Discuss the following physical properties of lubricants: Flash Point, Fire Point, Cloud Point, and Pour Point.
- Flash Point: The lowest temperature at which the lubricant gives off enough vapor to ignite momentarily when a flame is brought near it. It indicates volatility and fire safety.
- Fire Point: The lowest temperature at which the lubricant vapors burn continuously for at least 5 seconds when ignited. Usually higher than the flash point.
- Cloud Point: The temperature at which the lubricant becomes cloudy or hazy due to the crystallization of dissolved waxes or separation of impurities upon cooling.
- Pour Point: The lowest temperature at which the oil ceases to flow or pour. It is crucial for machines operating in cold environments.
Explain the significance of Neutralization Number (Acid Value) and Saponification Number in the analysis of lubricants.
1. Neutralization Number (Acid Value):
- Definition: The number of milligrams of KOH required to neutralize the free acid present in 1 gram of oil.
- Significance:
- It indicates the acidity of the oil.
- Fresh oil should have a low acid value.
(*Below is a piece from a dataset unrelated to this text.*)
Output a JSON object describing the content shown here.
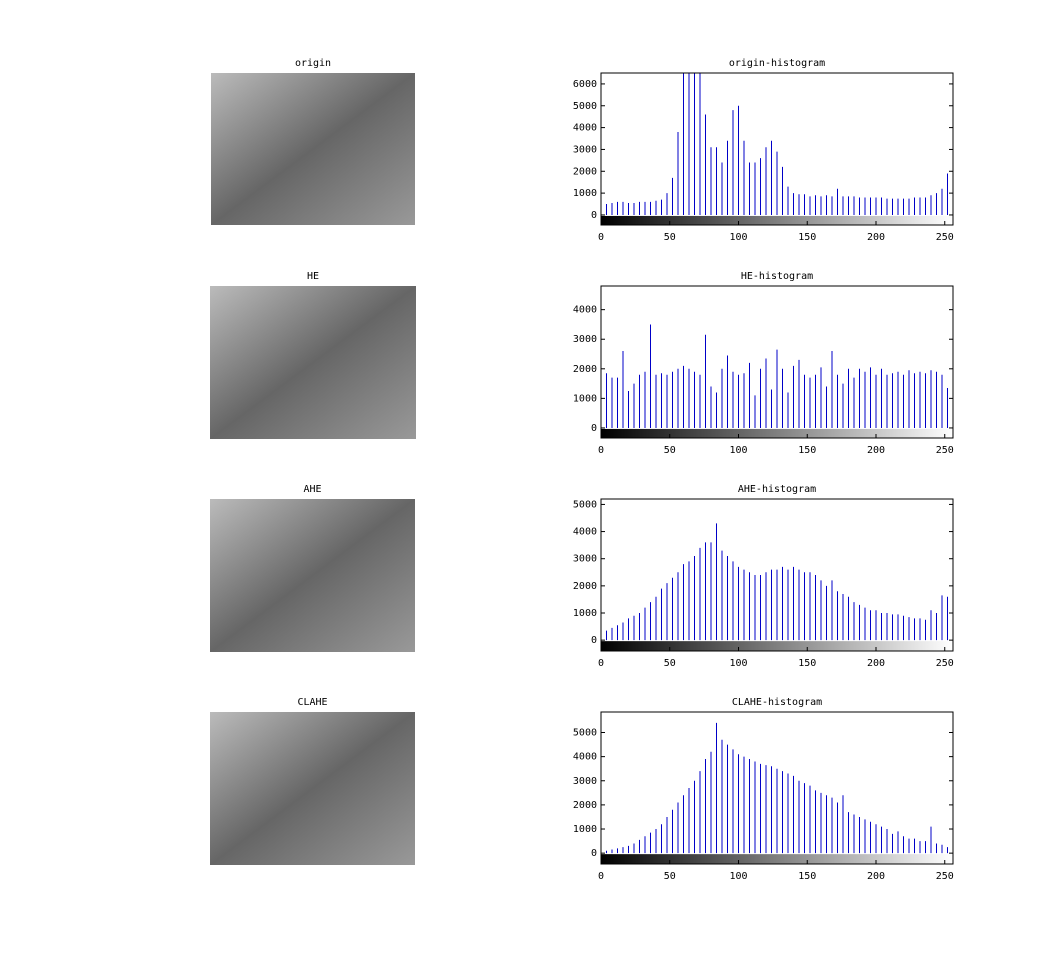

- A high acid value in used oil indicates oxidation and degradation (formation of corrosive acids), suggesting the oil needs changing.
2. Saponification Number:
- Definition: The number of milligrams of KOH required to saponify the fatty oil present in 1 gram of lubricant.
- Significance:
- Mineral oils do not saponify, while vegetable/animal oils do.
- It helps determine if a mineral oil has been compounded with fatty oils.
- It gives an idea about the quality and type of fatty oil used in the blend.